Здесь артхаус — кинотеатр, а вот он, например, эстетика: «…И экзотична — от блокбастеров типа «Прирожденных убийц» и «Ганнибала» до «Семьи Мэнсона» и «Ночного снайпера», больше тяготеющих к эстетике артхауса.
А вот здесь уже персонаж: «…Так сказать, приключение артхауса в стране нервных мужчин и холодных женщин».
А вот здесь артхаус — то ли банда, то ли молодежное движение: «…Тереза Расселл — нечто вроде секс-символа для ребят из артхауса».
Вот чуть ли не наркотик: «…Все, пора завязывать с этническим артхаусом».
Артхаус, как чистилище — обращение к Ренате Литвиновой: «Ты была артисткой артхауса, а будешь артисткой народной».
«Мертвец», режиссер Джим Джармуш |
Или вот, совсем на тему: «…Артхаус плакал от восторга, а теперь он умер».
Попробуем остановиться.
В чем парадокс кажущегося перепроизводства артхауса — в непроявленности определяющих критериев всеядности или иначе полиориентированности, то самое «незанятое место»… воспроизводство «пустого места», смещения как такового. Здесь дозревает индивидуальное, при этом не обязательно авторское и, может быть, никогда не уникальное.
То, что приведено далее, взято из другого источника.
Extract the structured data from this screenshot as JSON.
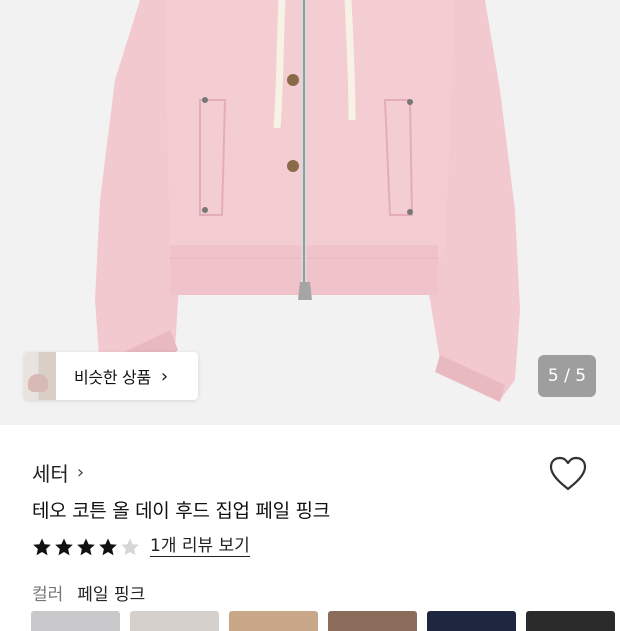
{
  "hero": {
    "similar_products_label": "비슷한 상품",
    "page_indicator": "5 / 5"
  },
  "product": {
    "category": "세터",
    "title": "테오 코튼 올 데이 후드 집업 페일 핑크",
    "rating": 4,
    "rating_max": 5,
    "review_link": "1개 리뷰 보기",
    "color_label": "컬러",
    "color_value": "페일 핑크"
  },
  "swatches": [
    {
      "name": "swatch-1",
      "color": "#c9c9cb"
    },
    {
      "name": "swatch-2",
      "color": "#d6d0cc"
    },
    {
      "name": "swatch-3",
      "color": "#c8a888"
    },
    {
      "name": "swatch-4",
      "color": "#8b6b5a"
    },
    {
      "name": "swatch-5",
      "color": "#1f2740"
    },
    {
      "name": "swatch-6",
      "color": "#2b2b2b"
    }
  ],
  "colors": {
    "jacket": "#f2c9cf",
    "jacket_shadow": "#e7b3bb",
    "star_filled": "#111111",
    "star_empty": "#d6d6d6"
  }
}
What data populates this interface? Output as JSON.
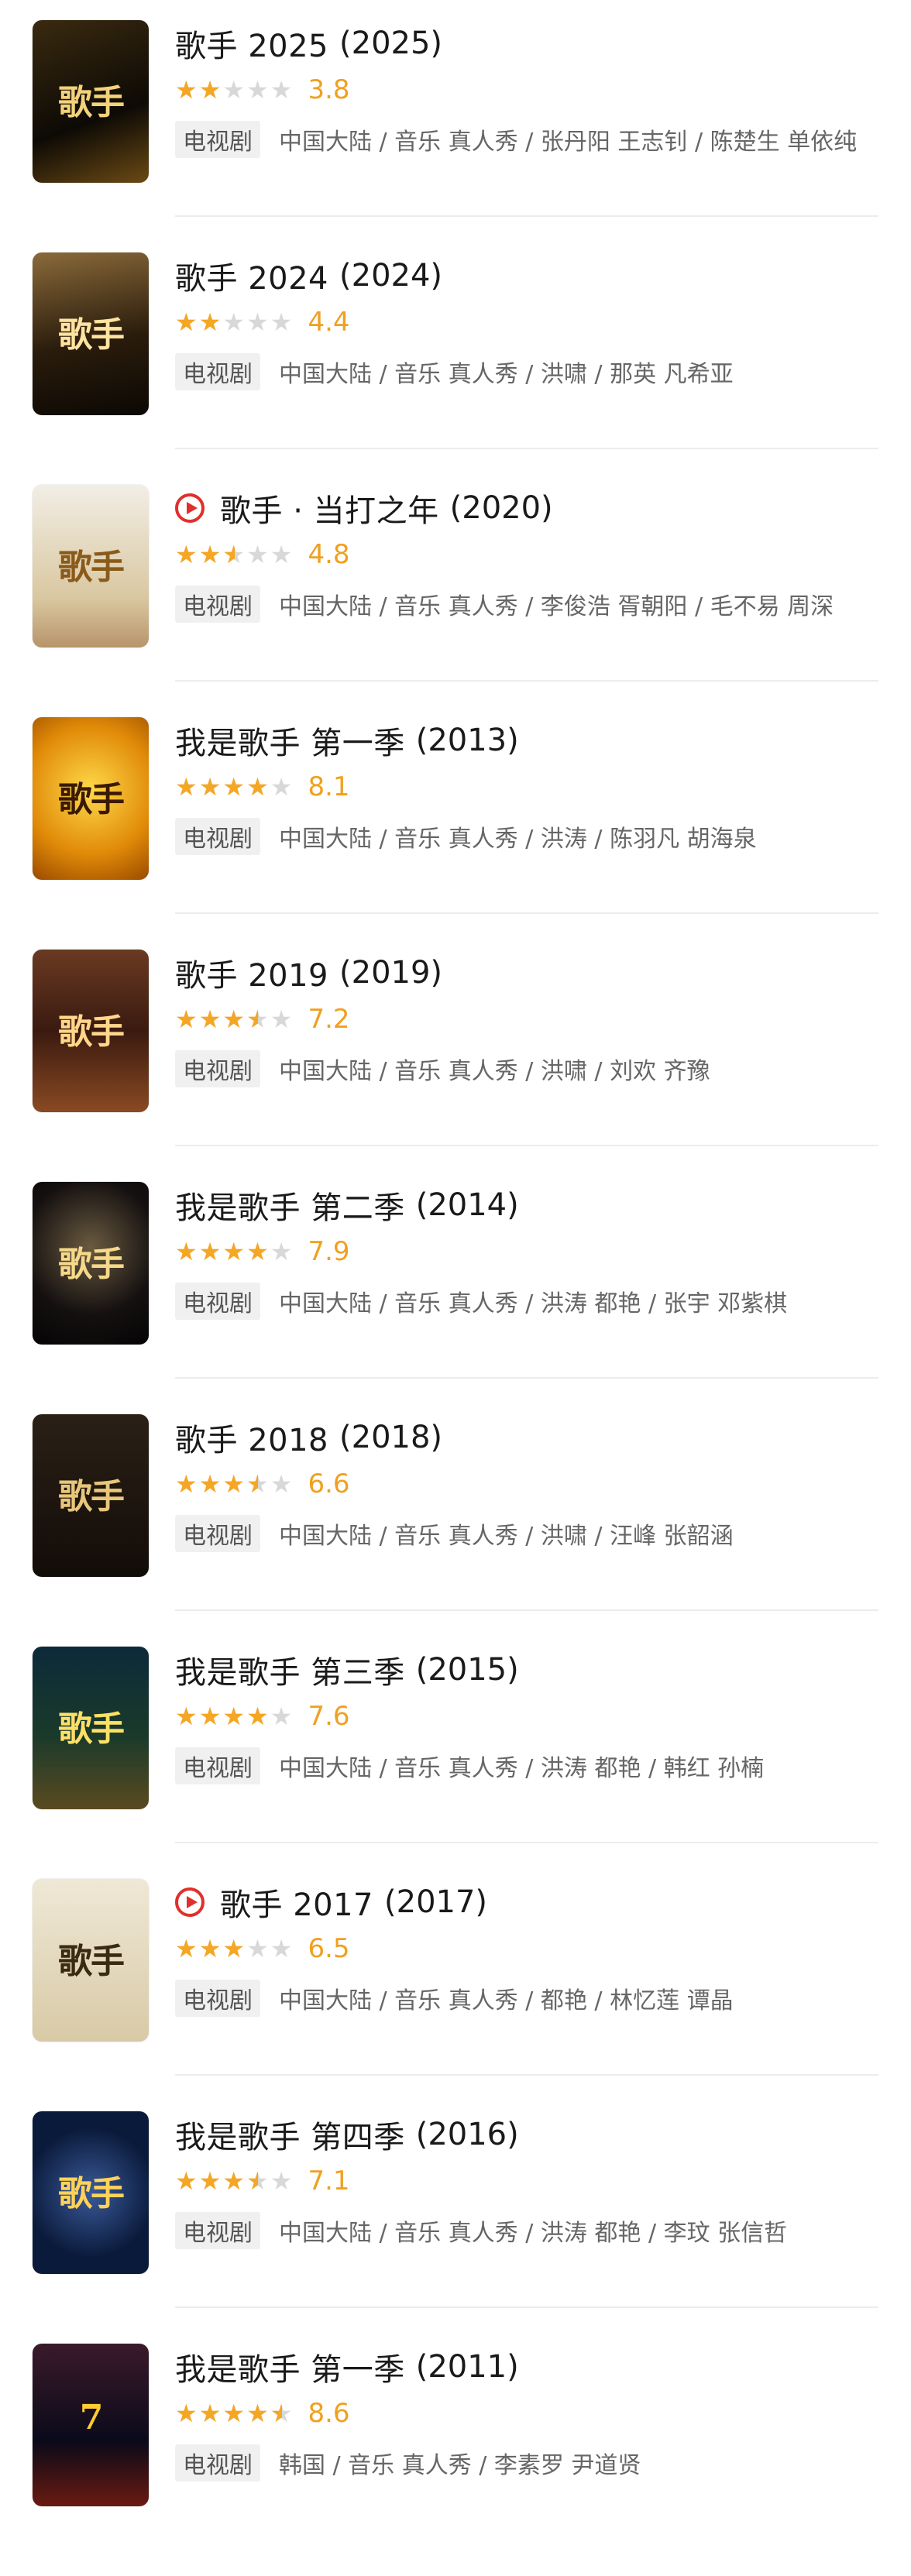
{
  "colors": {
    "star": "#f5a623",
    "score": "#f0a020",
    "play": "#e0302c",
    "tag_bg": "#f0f0f0"
  },
  "items": [
    {
      "title": "歌手 2025",
      "year": "(2025)",
      "playable": false,
      "rating": 3.8,
      "stars_fraction": 0.4,
      "score": "3.8",
      "tag": "电视剧",
      "meta": "中国大陆 / 音乐 真人秀 / 张丹阳 王志钊 / 陈楚生 单依纯",
      "poster": {
        "icon": "poster-image",
        "text": "歌手",
        "sub": "",
        "bg": "linear-gradient(160deg,#3a2a10,#0d0a05 60%,#6b4a14)",
        "fg": "#f3d27a"
      }
    },
    {
      "title": "歌手 2024",
      "year": "(2024)",
      "playable": false,
      "rating": 4.4,
      "stars_fraction": 0.4,
      "score": "4.4",
      "tag": "电视剧",
      "meta": "中国大陆 / 音乐 真人秀 / 洪啸 / 那英 凡希亚",
      "poster": {
        "icon": "poster-image",
        "text": "歌手",
        "sub": "",
        "bg": "linear-gradient(170deg,#8a6a3a,#2a1c0c 55%,#0c0804)",
        "fg": "#ffe3a0"
      }
    },
    {
      "title": "歌手 · 当打之年",
      "year": "(2020)",
      "playable": true,
      "rating": 4.8,
      "stars_fraction": 0.5,
      "score": "4.8",
      "tag": "电视剧",
      "meta": "中国大陆 / 音乐 真人秀 / 李俊浩 胥朝阳 / 毛不易 周深",
      "poster": {
        "icon": "poster-image",
        "text": "歌手",
        "sub": "",
        "bg": "linear-gradient(180deg,#f2eee6,#d9c7a0 70%,#b8946a)",
        "fg": "#8a5a1a"
      }
    },
    {
      "title": "我是歌手 第一季",
      "year": "(2013)",
      "playable": false,
      "rating": 8.1,
      "stars_fraction": 0.8,
      "score": "8.1",
      "tag": "电视剧",
      "meta": "中国大陆 / 音乐 真人秀 / 洪涛 / 陈羽凡 胡海泉",
      "poster": {
        "icon": "poster-image",
        "text": "歌手",
        "sub": "",
        "bg": "radial-gradient(circle at 50% 45%,#ffd94a,#e08a08 60%,#9a4a00)",
        "fg": "#3a1a00"
      }
    },
    {
      "title": "歌手 2019",
      "year": "(2019)",
      "playable": false,
      "rating": 7.2,
      "stars_fraction": 0.7,
      "score": "7.2",
      "tag": "电视剧",
      "meta": "中国大陆 / 音乐 真人秀 / 洪啸 / 刘欢 齐豫",
      "poster": {
        "icon": "poster-image",
        "text": "歌手",
        "sub": "",
        "bg": "linear-gradient(180deg,#6a3a22,#3a1a10 50%,#8a4a22)",
        "fg": "#ffd68a"
      }
    },
    {
      "title": "我是歌手 第二季",
      "year": "(2014)",
      "playable": false,
      "rating": 7.9,
      "stars_fraction": 0.8,
      "score": "7.9",
      "tag": "电视剧",
      "meta": "中国大陆 / 音乐 真人秀 / 洪涛 都艳 / 张宇 邓紫棋",
      "poster": {
        "icon": "poster-image",
        "text": "歌手",
        "sub": "",
        "bg": "radial-gradient(circle at 50% 40%,#6a5a40,#141010 60%,#050404)",
        "fg": "#f5d88a"
      }
    },
    {
      "title": "歌手 2018",
      "year": "(2018)",
      "playable": false,
      "rating": 6.6,
      "stars_fraction": 0.7,
      "score": "6.6",
      "tag": "电视剧",
      "meta": "中国大陆 / 音乐 真人秀 / 洪啸 / 汪峰 张韶涵",
      "poster": {
        "icon": "poster-image",
        "text": "歌手",
        "sub": "",
        "bg": "linear-gradient(180deg,#2a2016,#120c08)",
        "fg": "#e8c67a"
      }
    },
    {
      "title": "我是歌手 第三季",
      "year": "(2015)",
      "playable": false,
      "rating": 7.6,
      "stars_fraction": 0.8,
      "score": "7.6",
      "tag": "电视剧",
      "meta": "中国大陆 / 音乐 真人秀 / 洪涛 都艳 / 韩红 孙楠",
      "poster": {
        "icon": "poster-image",
        "text": "歌手",
        "sub": "",
        "bg": "linear-gradient(180deg,#0c2a3a,#1a3a2a 55%,#5a4a20)",
        "fg": "#ffe066"
      }
    },
    {
      "title": "歌手 2017",
      "year": "(2017)",
      "playable": true,
      "rating": 6.5,
      "stars_fraction": 0.6,
      "score": "6.5",
      "tag": "电视剧",
      "meta": "中国大陆 / 音乐 真人秀 / 都艳 / 林忆莲 谭晶",
      "poster": {
        "icon": "poster-image",
        "text": "歌手",
        "sub": "",
        "bg": "linear-gradient(180deg,#efe8d6,#d8caa6)",
        "fg": "#3a2a12"
      }
    },
    {
      "title": "我是歌手 第四季",
      "year": "(2016)",
      "playable": false,
      "rating": 7.1,
      "stars_fraction": 0.7,
      "score": "7.1",
      "tag": "电视剧",
      "meta": "中国大陆 / 音乐 真人秀 / 洪涛 都艳 / 李玟 张信哲",
      "poster": {
        "icon": "poster-image",
        "text": "歌手",
        "sub": "",
        "bg": "radial-gradient(circle at 50% 50%,#3a5a9a,#0a1a3a 65%)",
        "fg": "#ffd25a"
      }
    },
    {
      "title": "我是歌手 第一季",
      "year": "(2011)",
      "playable": false,
      "rating": 8.6,
      "stars_fraction": 0.9,
      "score": "8.6",
      "tag": "电视剧",
      "meta": "韩国 / 音乐 真人秀 / 李素罗 尹道贤",
      "poster": {
        "icon": "poster-image",
        "text": "7",
        "sub": "",
        "bg": "linear-gradient(180deg,#3a1a2a,#0a0a1a 60%,#6a1a10)",
        "fg": "#ffcc33"
      }
    }
  ]
}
Именно поэтому артхаус не относится к пространству экспериментального, где индивидуальное, авторское преодолевают, изживают себя в работе с языком или в языковой игре до исследования или репрезентации языка как такового.
Артхаусное преодолевает систему звезд (актерских), с одной стороны, и языковой эксперимент — с другой, именно потому, что стремится тотализировать режиссерскую индивидуальность: артхаус акцентирует ее, приближая к известной формуле эллинистической системы координат: «Один разумно движет, оставаясь неподвижным, остальные разумно движутся, оставаясь неразумными».
«Восточная элегия», режиссер Александр Сокуров |
В каком-то смысле участь экспериментального кино оказалась связана с известным определением философии, данным Витгенштейном: «Философия — это борьба против „зачаровывания“ нашего интеллекта средствами нашего языка». Быть может, одна из главных функций артхауса — имитировать эту борьбу, а еще вернее, создавать защищенные условия для выработки новых средств «зачаровывания», именно в этом смысле артхаусное искусство остается необходимым придатком так называемого «мейнстримного». Молодящийся кинематограф временами испытывает необходимость в обновлении средств «зачаровывания-очаровывания», тогда и возникает необходимость в артхаусе. Вероятно, артхаус — это то, что всегда будет приходить в кино, когда надо будет прояснить новый интерес при помощи старых средств.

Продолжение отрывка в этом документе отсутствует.